Escuchar en la mía la voz de Al-Kansa, Li Quingzao, Wallâda Al-Mustakfi, Emily Brönte, Louise May Alcott, Rosalía de Castro, Sarojini Naidu, Anna Akhmatova, Gabriela Mistral, Kamala Das, Margarett Atwood y Ndèye Coumba, una pequeña muestra de todas las que podía haber sido, despertó en ellas una emoción diferente a la del manido discurso políticamente correcto con que, tocando su fibra maternal o en impúdica busca de réditos electorales, se les suele regalar los oídos en estos días.

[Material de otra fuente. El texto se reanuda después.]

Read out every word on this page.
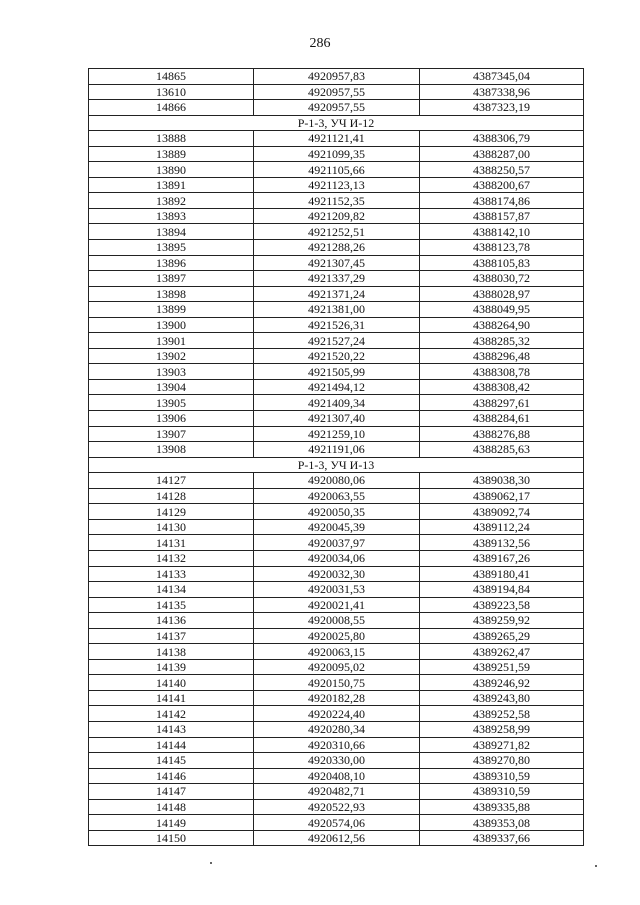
286
14865	4920957,83	4387345,04
13610	4920957,55	4387338,96
14866	4920957,55	4387323,19
Р-1-3, УЧ И-12		
13888	4921121,41	4388306,79
13889	4921099,35	4388287,00
13890	4921105,66	4388250,57
13891	4921123,13	4388200,67
13892	4921152,35	4388174,86
13893	4921209,82	4388157,87
13894	4921252,51	4388142,10
13895	4921288,26	4388123,78
13896	4921307,45	4388105,83
13897	4921337,29	4388030,72
13898	4921371,24	4388028,97
13899	4921381,00	4388049,95
13900	4921526,31	4388264,90
13901	4921527,24	4388285,32
13902	4921520,22	4388296,48
13903	4921505,99	4388308,78
13904	4921494,12	4388308,42
13905	4921409,34	4388297,61
13906	4921307,40	4388284,61
13907	4921259,10	4388276,88
13908	4921191,06	4388285,63
Р-1-3, УЧ И-13		
14127	4920080,06	4389038,30
14128	4920063,55	4389062,17
14129	4920050,35	4389092,74
14130	4920045,39	4389112,24
14131	4920037,97	4389132,56
14132	4920034,06	4389167,26
14133	4920032,30	4389180,41
14134	4920031,53	4389194,84
14135	4920021,41	4389223,58
14136	4920008,55	4389259,92
14137	4920025,80	4389265,29
14138	4920063,15	4389262,47
14139	4920095,02	4389251,59
14140	4920150,75	4389246,92
14141	4920182,28	4389243,80
14142	4920224,40	4389252,58
14143	4920280,34	4389258,99
14144	4920310,66	4389271,82
14145	4920330,00	4389270,80
14146	4920408,10	4389310,59
14147	4920482,71	4389310,59
14148	4920522,93	4389335,88
14149	4920574,06	4389353,08
14150	4920612,56	4389337,66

Pero también a mí me produjo idéntica sorpresa y grata emoción el descubrir que varias de ellas también mantienen con la poesía un secreto idilio creativo. Una tierna relación con los versos, contándoles sus sílabas o desbrozando rimas con las mismas manos que manejan la escoba o pelan las patatas. Resulta ciertamente gratificante, no ya en su valoración estética, sino en una consideración sencillamente humana, que estas mujeres curtidas, que por razones familiares y sociales bien conocidas no pudieron disfrutar de la adecuada formación académica, que estas mujeres volcadas al sostenimiento de una casa y la cría de la prole, se sienten ahora delante de una hoja de libreta para llevar al papel su más íntima idea del mundo. Después, declaran con humildad, son sus hijos o sus nietos los que les pasan sus poemas a limpio y les corrigen las faltas de ortografía. Ahora lucen sus poemas, orgullosamente expuestos al público, en un mural del local de la citada asociación.

Nada más sirviera para esto, ya se habría ganado la poesía su derecho a ocupar un preponderante lugar en nuestra consideración de seres humanos. Si la poesía ha de ser cuando menos la voz de estas mujeres sin voz, palabra aun indecisa del sufrimiento doméstico o la alegría desbordada, mensaje siempre nacido del corazón, tendremos que gritar que viva la poesía.